For now, that deadline — in time for the 100th anniversary of the 19th Amendment — is a self-imposed one.
"When she showed me this piece last year, I was so moved," said DeDecker's longtime friend Jody Shadduck-McNally. "When we realized it wasn't going to go to New York City's Central Park, I said, 'Jane, this piece is meant to be somewhere prominent to help inspire future generations and also to teach this history.' It's not taught or told in most of our history books."
And what's a more prominent and inspirational place than among the other historical monuments in Washington D.C.?
"We knocked on 97 out of 100 Senate doors and we talked to anyone who would listen to tell about our project," Shadduck-McNally said.
That included Colorado senators Cory Gardner and Michael Bennet and Rep. Joe Neguse. They've introduced bills HR-473 and S-1705 to get DeDecker's monument approved under the Commemorative Works Act.
"We're kind of following in their footsteps," DeDecker said. "They had to get this bill together and work on this legislation to get the 19th Amendment to happen and we're ... working through some of the same actions, getting the legislative help and knocking on doors. So we feel like it's sort of a little bit like their grassroots movement getting this to happen."
There's a lot more to getting a public artwork approved than you might realize. There are meetings with the National Planning Commission and the Fine Arts Commission as well as with engineers for the environmental and traffic studies that have to be conducted on proposed sites.

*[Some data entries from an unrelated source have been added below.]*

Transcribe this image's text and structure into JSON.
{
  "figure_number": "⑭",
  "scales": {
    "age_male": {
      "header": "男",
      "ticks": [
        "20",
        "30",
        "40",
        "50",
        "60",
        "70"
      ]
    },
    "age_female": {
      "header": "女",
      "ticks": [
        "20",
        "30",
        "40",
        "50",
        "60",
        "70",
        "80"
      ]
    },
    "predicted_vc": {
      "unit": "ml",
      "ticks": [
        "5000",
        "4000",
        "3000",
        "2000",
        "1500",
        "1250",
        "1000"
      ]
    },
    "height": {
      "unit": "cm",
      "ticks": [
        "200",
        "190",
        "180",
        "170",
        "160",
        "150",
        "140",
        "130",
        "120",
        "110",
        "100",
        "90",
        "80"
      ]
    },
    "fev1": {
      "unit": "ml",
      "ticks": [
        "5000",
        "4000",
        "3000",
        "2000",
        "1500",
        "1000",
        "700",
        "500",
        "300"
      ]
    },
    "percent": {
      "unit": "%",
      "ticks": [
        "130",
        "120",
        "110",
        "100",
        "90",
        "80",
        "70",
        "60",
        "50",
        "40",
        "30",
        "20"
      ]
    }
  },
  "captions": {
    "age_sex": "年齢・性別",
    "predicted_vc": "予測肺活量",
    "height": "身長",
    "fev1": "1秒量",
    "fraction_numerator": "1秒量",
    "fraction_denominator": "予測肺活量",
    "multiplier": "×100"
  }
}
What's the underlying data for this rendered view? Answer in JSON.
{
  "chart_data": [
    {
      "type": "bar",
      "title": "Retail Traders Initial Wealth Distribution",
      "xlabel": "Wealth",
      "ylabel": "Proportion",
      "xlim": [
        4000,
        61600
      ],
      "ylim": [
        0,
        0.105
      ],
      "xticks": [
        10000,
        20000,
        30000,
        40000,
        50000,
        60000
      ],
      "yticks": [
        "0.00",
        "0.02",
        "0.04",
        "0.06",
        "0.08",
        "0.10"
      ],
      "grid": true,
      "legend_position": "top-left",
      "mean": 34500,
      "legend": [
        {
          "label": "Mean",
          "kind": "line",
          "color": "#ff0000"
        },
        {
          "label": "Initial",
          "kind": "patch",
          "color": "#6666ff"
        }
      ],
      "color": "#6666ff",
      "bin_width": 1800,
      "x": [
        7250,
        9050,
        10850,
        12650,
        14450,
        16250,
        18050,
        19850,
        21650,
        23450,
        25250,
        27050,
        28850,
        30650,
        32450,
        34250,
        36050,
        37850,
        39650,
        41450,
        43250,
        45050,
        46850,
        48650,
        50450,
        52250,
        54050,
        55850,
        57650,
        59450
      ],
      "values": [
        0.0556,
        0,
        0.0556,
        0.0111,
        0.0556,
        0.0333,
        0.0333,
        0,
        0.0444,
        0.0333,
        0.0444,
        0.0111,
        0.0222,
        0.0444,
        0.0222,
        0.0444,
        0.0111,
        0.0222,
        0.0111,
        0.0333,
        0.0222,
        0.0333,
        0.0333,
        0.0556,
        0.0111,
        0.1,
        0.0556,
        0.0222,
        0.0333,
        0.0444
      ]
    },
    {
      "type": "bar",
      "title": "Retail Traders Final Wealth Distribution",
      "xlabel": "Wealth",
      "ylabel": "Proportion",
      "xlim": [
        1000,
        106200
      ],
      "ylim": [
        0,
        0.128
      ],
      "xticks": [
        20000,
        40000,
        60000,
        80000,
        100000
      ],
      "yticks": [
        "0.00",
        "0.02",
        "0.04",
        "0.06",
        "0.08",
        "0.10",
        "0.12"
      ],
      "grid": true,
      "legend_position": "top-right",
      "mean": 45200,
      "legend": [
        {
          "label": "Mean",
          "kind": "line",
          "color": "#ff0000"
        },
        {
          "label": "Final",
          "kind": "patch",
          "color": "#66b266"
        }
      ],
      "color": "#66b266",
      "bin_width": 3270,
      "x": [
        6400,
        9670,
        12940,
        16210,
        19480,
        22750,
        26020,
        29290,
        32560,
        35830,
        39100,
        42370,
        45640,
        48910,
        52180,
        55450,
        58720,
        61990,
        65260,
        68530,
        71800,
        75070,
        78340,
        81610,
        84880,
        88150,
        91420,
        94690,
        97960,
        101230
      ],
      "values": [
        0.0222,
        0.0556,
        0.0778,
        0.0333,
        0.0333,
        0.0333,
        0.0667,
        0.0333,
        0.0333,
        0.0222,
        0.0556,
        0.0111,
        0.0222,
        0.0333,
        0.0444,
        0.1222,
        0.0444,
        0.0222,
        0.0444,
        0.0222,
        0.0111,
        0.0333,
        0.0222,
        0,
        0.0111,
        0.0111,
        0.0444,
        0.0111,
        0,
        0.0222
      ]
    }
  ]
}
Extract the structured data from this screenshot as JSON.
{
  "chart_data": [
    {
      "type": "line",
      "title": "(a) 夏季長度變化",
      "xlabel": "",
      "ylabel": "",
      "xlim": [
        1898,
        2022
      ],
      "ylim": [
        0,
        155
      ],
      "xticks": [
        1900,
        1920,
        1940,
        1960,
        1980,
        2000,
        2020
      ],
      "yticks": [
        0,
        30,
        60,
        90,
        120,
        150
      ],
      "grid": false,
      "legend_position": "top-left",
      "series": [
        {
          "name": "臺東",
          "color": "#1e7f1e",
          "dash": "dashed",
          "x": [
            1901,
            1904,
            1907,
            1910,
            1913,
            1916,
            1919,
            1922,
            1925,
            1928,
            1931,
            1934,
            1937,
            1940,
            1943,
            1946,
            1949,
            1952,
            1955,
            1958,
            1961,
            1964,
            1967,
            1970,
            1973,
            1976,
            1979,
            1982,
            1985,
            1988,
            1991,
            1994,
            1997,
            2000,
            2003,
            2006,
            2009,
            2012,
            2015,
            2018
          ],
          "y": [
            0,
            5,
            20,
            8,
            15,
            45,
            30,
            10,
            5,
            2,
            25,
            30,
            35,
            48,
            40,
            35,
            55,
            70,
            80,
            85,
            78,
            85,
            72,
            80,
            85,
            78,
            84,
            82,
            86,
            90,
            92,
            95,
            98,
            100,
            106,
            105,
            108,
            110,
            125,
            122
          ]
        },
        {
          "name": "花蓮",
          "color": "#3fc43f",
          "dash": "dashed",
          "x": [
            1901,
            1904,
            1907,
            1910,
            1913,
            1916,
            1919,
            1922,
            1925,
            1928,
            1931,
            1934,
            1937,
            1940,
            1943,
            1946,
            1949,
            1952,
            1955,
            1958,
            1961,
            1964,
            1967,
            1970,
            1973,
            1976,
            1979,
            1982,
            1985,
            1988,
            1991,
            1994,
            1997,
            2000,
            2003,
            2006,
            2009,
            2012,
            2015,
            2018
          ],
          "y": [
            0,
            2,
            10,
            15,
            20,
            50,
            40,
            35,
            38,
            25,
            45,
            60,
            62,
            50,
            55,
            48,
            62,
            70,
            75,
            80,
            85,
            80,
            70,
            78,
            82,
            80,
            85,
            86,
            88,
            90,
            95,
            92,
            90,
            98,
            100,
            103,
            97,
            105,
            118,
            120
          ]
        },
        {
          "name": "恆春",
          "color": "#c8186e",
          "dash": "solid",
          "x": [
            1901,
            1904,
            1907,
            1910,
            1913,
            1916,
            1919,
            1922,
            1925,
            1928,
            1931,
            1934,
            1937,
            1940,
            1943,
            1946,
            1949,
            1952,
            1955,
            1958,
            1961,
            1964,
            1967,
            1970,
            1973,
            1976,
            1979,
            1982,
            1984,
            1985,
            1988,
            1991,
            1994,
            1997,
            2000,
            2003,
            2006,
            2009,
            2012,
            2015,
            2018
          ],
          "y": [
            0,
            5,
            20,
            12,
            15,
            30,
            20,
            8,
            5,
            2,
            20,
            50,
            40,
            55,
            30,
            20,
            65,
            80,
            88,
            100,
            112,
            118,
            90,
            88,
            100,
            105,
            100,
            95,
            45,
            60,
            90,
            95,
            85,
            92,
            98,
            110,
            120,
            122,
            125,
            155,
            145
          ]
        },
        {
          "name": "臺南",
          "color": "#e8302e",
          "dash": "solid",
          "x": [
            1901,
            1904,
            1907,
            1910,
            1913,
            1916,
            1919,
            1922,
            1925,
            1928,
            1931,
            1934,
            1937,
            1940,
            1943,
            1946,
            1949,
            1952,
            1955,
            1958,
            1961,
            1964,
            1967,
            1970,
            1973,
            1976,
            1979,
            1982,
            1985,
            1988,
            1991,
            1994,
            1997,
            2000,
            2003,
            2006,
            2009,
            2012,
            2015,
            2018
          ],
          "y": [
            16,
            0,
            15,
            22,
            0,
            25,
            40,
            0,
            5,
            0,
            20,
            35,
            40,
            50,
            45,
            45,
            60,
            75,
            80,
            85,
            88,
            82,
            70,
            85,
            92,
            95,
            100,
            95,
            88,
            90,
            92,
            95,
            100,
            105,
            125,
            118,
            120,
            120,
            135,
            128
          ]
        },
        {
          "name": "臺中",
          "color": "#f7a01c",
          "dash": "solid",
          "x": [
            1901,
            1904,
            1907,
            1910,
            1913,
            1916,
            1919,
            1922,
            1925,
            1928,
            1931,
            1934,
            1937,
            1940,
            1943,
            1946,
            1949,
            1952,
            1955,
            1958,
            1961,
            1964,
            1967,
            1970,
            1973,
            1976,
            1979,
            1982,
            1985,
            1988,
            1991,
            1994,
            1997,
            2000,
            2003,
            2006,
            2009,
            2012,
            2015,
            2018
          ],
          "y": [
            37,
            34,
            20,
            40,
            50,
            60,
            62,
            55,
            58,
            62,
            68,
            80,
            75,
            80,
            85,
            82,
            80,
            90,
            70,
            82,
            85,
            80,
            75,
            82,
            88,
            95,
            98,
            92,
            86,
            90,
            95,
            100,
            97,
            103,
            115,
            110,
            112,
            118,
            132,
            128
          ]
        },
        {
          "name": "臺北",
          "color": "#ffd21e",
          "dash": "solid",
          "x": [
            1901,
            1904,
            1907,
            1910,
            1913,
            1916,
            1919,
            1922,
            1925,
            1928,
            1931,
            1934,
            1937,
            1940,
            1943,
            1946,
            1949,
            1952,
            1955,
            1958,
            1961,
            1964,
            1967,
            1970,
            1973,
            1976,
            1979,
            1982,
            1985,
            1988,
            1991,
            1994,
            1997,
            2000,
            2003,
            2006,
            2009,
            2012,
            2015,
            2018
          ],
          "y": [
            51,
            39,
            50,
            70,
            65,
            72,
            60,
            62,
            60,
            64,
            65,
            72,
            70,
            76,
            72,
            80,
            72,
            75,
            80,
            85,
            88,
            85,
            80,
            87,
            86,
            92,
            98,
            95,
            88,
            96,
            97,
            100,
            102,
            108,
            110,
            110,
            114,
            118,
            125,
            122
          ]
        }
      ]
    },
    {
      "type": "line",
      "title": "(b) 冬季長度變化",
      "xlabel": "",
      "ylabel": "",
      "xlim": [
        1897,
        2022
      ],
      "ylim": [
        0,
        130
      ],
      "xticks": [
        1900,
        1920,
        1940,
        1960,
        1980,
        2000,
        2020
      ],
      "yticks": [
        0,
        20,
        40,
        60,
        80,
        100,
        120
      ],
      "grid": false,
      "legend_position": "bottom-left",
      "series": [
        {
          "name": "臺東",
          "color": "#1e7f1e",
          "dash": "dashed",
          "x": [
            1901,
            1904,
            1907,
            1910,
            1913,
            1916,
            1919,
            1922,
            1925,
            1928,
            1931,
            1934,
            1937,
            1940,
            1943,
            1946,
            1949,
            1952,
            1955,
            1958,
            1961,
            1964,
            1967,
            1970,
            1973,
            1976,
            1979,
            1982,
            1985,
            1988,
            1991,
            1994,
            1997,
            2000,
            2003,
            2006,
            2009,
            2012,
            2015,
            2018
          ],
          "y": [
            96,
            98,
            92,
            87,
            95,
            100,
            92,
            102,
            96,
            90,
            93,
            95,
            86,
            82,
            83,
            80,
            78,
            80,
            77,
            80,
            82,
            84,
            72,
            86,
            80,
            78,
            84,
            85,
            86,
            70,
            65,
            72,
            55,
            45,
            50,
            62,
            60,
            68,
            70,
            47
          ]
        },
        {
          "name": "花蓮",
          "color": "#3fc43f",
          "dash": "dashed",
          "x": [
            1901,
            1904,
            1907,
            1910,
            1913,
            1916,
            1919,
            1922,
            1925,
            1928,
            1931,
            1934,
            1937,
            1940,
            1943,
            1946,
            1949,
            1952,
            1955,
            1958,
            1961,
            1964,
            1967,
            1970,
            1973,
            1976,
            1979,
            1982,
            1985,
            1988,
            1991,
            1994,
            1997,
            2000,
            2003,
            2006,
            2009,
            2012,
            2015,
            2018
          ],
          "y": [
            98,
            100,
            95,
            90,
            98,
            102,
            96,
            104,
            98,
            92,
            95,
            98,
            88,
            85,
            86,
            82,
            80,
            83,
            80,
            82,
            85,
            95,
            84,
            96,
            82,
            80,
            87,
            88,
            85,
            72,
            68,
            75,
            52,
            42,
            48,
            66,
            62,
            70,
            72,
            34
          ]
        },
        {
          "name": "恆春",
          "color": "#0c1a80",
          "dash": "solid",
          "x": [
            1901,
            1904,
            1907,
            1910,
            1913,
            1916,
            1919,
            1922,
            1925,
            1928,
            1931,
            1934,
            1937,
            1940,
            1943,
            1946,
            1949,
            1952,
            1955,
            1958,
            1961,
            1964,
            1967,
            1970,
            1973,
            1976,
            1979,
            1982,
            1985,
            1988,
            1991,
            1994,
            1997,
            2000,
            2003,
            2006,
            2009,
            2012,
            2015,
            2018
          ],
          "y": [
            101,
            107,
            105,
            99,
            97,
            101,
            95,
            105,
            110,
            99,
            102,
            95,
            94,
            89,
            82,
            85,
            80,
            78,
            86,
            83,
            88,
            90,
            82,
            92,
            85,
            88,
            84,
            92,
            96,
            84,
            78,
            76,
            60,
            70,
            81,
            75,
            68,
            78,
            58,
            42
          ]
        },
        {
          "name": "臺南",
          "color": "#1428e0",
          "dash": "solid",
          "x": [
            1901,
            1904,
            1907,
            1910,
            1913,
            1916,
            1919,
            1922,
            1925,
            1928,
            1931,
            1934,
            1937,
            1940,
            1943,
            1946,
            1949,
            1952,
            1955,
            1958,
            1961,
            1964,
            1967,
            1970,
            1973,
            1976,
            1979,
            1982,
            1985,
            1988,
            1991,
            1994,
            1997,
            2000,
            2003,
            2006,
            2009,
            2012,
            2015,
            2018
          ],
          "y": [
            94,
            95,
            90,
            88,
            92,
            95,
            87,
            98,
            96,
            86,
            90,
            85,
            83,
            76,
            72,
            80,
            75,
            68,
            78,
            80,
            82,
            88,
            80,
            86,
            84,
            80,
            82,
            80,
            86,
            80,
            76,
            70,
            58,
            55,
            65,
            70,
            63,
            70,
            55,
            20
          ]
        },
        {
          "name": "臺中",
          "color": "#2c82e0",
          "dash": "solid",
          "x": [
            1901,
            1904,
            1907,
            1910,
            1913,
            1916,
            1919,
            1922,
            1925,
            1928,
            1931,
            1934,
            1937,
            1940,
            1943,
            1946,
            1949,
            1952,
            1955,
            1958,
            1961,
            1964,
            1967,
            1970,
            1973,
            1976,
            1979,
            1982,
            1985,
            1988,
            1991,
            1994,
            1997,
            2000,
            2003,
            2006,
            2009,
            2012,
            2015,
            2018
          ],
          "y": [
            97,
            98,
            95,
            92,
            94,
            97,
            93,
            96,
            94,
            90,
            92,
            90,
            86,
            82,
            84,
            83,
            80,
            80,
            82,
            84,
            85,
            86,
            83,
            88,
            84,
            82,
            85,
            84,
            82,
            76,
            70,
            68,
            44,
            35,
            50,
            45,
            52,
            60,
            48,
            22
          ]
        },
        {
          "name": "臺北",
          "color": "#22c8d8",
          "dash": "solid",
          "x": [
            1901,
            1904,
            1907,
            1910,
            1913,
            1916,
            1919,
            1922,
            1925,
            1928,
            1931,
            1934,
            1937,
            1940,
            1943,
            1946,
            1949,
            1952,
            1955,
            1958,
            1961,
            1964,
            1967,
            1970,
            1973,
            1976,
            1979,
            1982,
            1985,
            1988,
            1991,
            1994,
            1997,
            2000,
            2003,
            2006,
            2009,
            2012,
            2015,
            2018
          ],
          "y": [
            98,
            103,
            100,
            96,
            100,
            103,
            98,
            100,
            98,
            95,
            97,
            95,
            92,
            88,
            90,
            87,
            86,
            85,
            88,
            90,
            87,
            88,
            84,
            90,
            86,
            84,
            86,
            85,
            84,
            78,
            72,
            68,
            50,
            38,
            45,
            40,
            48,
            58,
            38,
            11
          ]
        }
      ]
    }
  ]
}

To help, Shadduck-McNally and DeDecker started the non-profit group Every Word We Utter. Named after the sculpture, the organization is aimed at raising awareness for the project, along with the more than $1 million needed to complete the artwork.
There's also the intense effort that goes into making the sculpture, including the various models, called maquettes, and the 3,000-pound clay sculpture that will be used to cast the final bronze piece.
When asked if it's hard to put in so much effort towards something that might not happen, DeDecker said she just thinks about the suffragettes and how many of them, including Susan B. Anthony, died before the 19th Amendment was ratified, never even getting the chance to vote.
"I think we will find a place for it," she said. "I really feel like it needs to be in D.C. because they did change the Constitution and they stormed those halls and 41 times they went to introduce their bill and were denied."
Less than 10% of public art in the U.S. is dedicated to historical women. The National Parks Service has more than 150 sculptures and less than a handful commemorate women from American history. DeDecker said that's not enough.
"There's a great quote that if a young girl reads a book without women's history (in it) she feels like she's worth less, and I really feel like that's true," she said. "We have to do this for younger women, so they feel valuable."
It's a bit like a line from a letter Elizabeth Cady Stanton wrote in 1880 — the one that inspired DeDecker's name for the sculpture.
"'Every word we utter, every act we perform, waft unto innumerable circles, beyond,'" DeDecker said. "She just felt like any movement that we do — the energy that we put into something — younger women and other people will feel."